Ne croyez pas que je rigole. Il ne faut jamais être naïf. Si la survie de l'Occident passe par une re-colonisation de l'Afrique et la mainmise sur ses ressources naturelles vitales, cela se fera sans état d'âme. Ne croyez pas trop au droit international et aux principes de paix, ce sont toujours les faibles qui s'accrochent à ces chimères. 

Je pense qu'il est temps de transformer vos officiers (dont 90 % sont des fils à papa pistonnés qui ne feront jamais la guerre et je sais de quoi je parle) en scientifiques capables de faire de la recherche et du développement.

Mais, je suis sceptique. Je crois que ce continent restera enfoncé dans le sommeil jusqu'au jour où le ciel lui tombera sur la tête.

Enfin, la mondialisation. Malheureusement, comme dans tous les autres sujets qui ont fait leur temps, les stagiaires africains que nous recevons sont d'excellents perroquets qui répètent mécaniquement les arguments qu'ils entendent en Occident. A savoir, il faut la rendre humaine, aider les pays pauvres à y faire face. Vous savez, dans mes fonctions, il y a des réalités que je ne peux dire, mais je vais vous les dire. La mondialisation est juste la forme moderne de perpétuation de l'inégalité économique. Pour être clair, je vous dirai que ce concept a un but : garder les pays pauvres comme sources d'approvisionnement en biens et ressources qui permettraient aux pays riches de conserver leur niveau de vie. Autrement dit, le travail dur, pénible, à faible valeur ajoutée et impraticable en Occident sera fait dans le Tiers-monde. Ainsi, les appareils électroniques qui coûtaient 300 dollars US en 1980 reviennent toujours au même prix en 2006. Et puisque l'Afrique n'a toujours pas un plan cohérent de développement économique et d'indépendance, elle continuera à être un réservoir de consommation où seront déversés tous les produits fabriqués dans le monde.
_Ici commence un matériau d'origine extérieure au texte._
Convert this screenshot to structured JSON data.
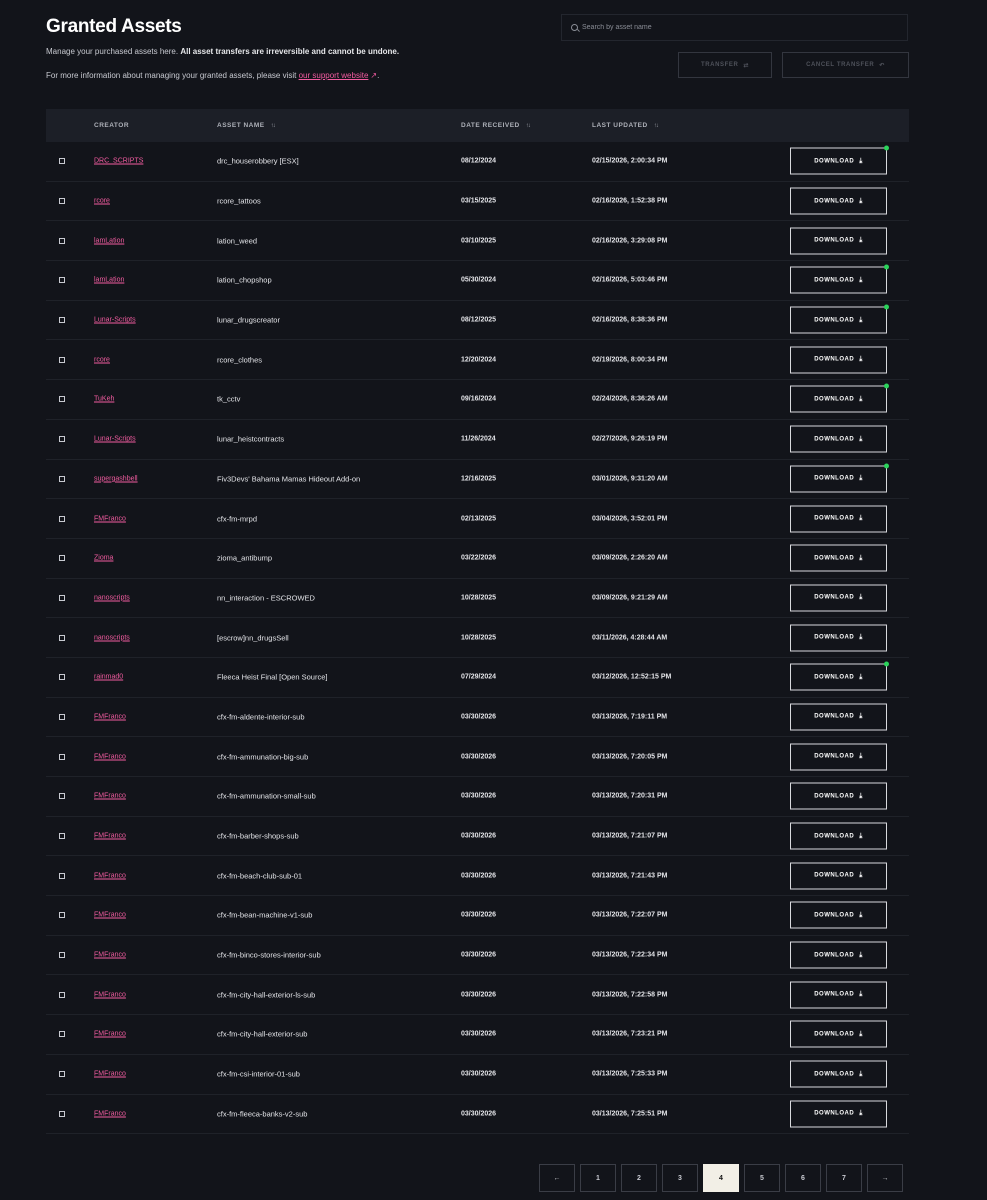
{
  "header": {
    "title": "Granted Assets",
    "desc_plain": "Manage your purchased assets here. ",
    "desc_bold": "All asset transfers are irreversible and cannot be undone.",
    "info_text": "For more information about managing your granted assets, please visit ",
    "support_link": "our support website",
    "info_end": "."
  },
  "search": {
    "placeholder": "Search by asset name",
    "value": ""
  },
  "actions": {
    "transfer_label": "TRANSFER",
    "cancel_transfer_label": "CANCEL TRANSFER"
  },
  "table": {
    "headers": {
      "creator": "CREATOR",
      "asset_name": "ASSET NAME",
      "date_received": "DATE RECEIVED",
      "last_updated": "LAST UPDATED"
    },
    "download_label": "DOWNLOAD",
    "rows": [
      {
        "creator": "DRC_SCRIPTS",
        "asset": "drc_houserobbery [ESX]",
        "received": "08/12/2024",
        "updated": "02/15/2026, 2:00:34 PM",
        "new": true
      },
      {
        "creator": "rcore",
        "asset": "rcore_tattoos",
        "received": "03/15/2025",
        "updated": "02/16/2026, 1:52:38 PM",
        "new": false
      },
      {
        "creator": "lamLation",
        "asset": "lation_weed",
        "received": "03/10/2025",
        "updated": "02/16/2026, 3:29:08 PM",
        "new": false
      },
      {
        "creator": "lamLation",
        "asset": "lation_chopshop",
        "received": "05/30/2024",
        "updated": "02/16/2026, 5:03:46 PM",
        "new": true
      },
      {
        "creator": "Lunar-Scripts",
        "asset": "lunar_drugscreator",
        "received": "08/12/2025",
        "updated": "02/16/2026, 8:38:36 PM",
        "new": true
      },
      {
        "creator": "rcore",
        "asset": "rcore_clothes",
        "received": "12/20/2024",
        "updated": "02/19/2026, 8:00:34 PM",
        "new": false
      },
      {
        "creator": "TuKeh",
        "asset": "tk_cctv",
        "received": "09/16/2024",
        "updated": "02/24/2026, 8:36:26 AM",
        "new": true
      },
      {
        "creator": "Lunar-Scripts",
        "asset": "lunar_heistcontracts",
        "received": "11/26/2024",
        "updated": "02/27/2026, 9:26:19 PM",
        "new": false
      },
      {
        "creator": "supergashbell",
        "asset": "Fiv3Devs' Bahama Mamas Hideout Add-on",
        "received": "12/16/2025",
        "updated": "03/01/2026, 9:31:20 AM",
        "new": true
      },
      {
        "creator": "FMFranco",
        "asset": "cfx-fm-mrpd",
        "received": "02/13/2025",
        "updated": "03/04/2026, 3:52:01 PM",
        "new": false
      },
      {
        "creator": "Zioma",
        "asset": "zioma_antibump",
        "received": "03/22/2026",
        "updated": "03/09/2026, 2:26:20 AM",
        "new": false
      },
      {
        "creator": "nanoscripts",
        "asset": "nn_interaction - ESCROWED",
        "received": "10/28/2025",
        "updated": "03/09/2026, 9:21:29 AM",
        "new": false
      },
      {
        "creator": "nanoscripts",
        "asset": "[escrow]nn_drugsSell",
        "received": "10/28/2025",
        "updated": "03/11/2026, 4:28:44 AM",
        "new": false
      },
      {
        "creator": "rainmad0",
        "asset": "Fleeca Heist Final [Open Source]",
        "received": "07/29/2024",
        "updated": "03/12/2026, 12:52:15 PM",
        "new": true
      },
      {
        "creator": "FMFranco",
        "asset": "cfx-fm-aldente-interior-sub",
        "received": "03/30/2026",
        "updated": "03/13/2026, 7:19:11 PM",
        "new": false
      },
      {
        "creator": "FMFranco",
        "asset": "cfx-fm-ammunation-big-sub",
        "received": "03/30/2026",
        "updated": "03/13/2026, 7:20:05 PM",
        "new": false
      },
      {
        "creator": "FMFranco",
        "asset": "cfx-fm-ammunation-small-sub",
        "received": "03/30/2026",
        "updated": "03/13/2026, 7:20:31 PM",
        "new": false
      },
      {
        "creator": "FMFranco",
        "asset": "cfx-fm-barber-shops-sub",
        "received": "03/30/2026",
        "updated": "03/13/2026, 7:21:07 PM",
        "new": false
      },
      {
        "creator": "FMFranco",
        "asset": "cfx-fm-beach-club-sub-01",
        "received": "03/30/2026",
        "updated": "03/13/2026, 7:21:43 PM",
        "new": false
      },
      {
        "creator": "FMFranco",
        "asset": "cfx-fm-bean-machine-v1-sub",
        "received": "03/30/2026",
        "updated": "03/13/2026, 7:22:07 PM",
        "new": false
      },
      {
        "creator": "FMFranco",
        "asset": "cfx-fm-binco-stores-interior-sub",
        "received": "03/30/2026",
        "updated": "03/13/2026, 7:22:34 PM",
        "new": false
      },
      {
        "creator": "FMFranco",
        "asset": "cfx-fm-city-hall-exterior-ls-sub",
        "received": "03/30/2026",
        "updated": "03/13/2026, 7:22:58 PM",
        "new": false
      },
      {
        "creator": "FMFranco",
        "asset": "cfx-fm-city-hall-exterior-sub",
        "received": "03/30/2026",
        "updated": "03/13/2026, 7:23:21 PM",
        "new": false
      },
      {
        "creator": "FMFranco",
        "asset": "cfx-fm-csi-interior-01-sub",
        "received": "03/30/2026",
        "updated": "03/13/2026, 7:25:33 PM",
        "new": false
      },
      {
        "creator": "FMFranco",
        "asset": "cfx-fm-fleeca-banks-v2-sub",
        "received": "03/30/2026",
        "updated": "03/13/2026, 7:25:51 PM",
        "new": false
      }
    ]
  },
  "pagination": {
    "pages": [
      "1",
      "2",
      "3",
      "4",
      "5",
      "6",
      "7"
    ],
    "current": "4"
  },
  "colors": {
    "accent_link": "#f25ca0",
    "new_dot": "#2bd35b",
    "background": "#12141a",
    "header_bg": "#1c1f27",
    "active_page": "#f2efe6"
  },
  "icons": {
    "search": "search-icon",
    "transfer": "transfer-icon",
    "cancel": "undo-icon",
    "download": "download-icon",
    "external": "external-link-icon",
    "sort": "sort-icon",
    "prev": "arrow-left-icon",
    "next": "arrow-right-icon"
  }
}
Pour moi, l'indépendance signifie d'abord un certain degré d'autonomie.

Mais, quand je vois que des pays comme le Sénégal, le Mali, le Niger, le Tchad ou la Centrafrique importent quasiment 45 % de leur propre nourriture de l'étranger, vous comprendrez qu'un simple embargo militaire sur les livraisons de biens et services suffirait à les anéantir.

Pour terminer, je vais vous raconter une anecdote. Je parlais avec un colonel sénégalais venu en stage chez nous il y a quelques mois. Nous regardions à la télévision les images de millions de Libanais qui défilaient dans les rues pour réclamer le retrait des soldats syriens de leur pays. Je lui ai demandé ce qu'il en pensait.

Il m'a répondu : « Les Libanais veulent retrouver leur indépendance et la présence syrienne les étouffe ». C'est la réponse typique de la naïveté emprunte d'angélisme. Je lui ai expliqué que ces manifestations ne sont ni spontanées ni l'expression d'un ras-le-bol.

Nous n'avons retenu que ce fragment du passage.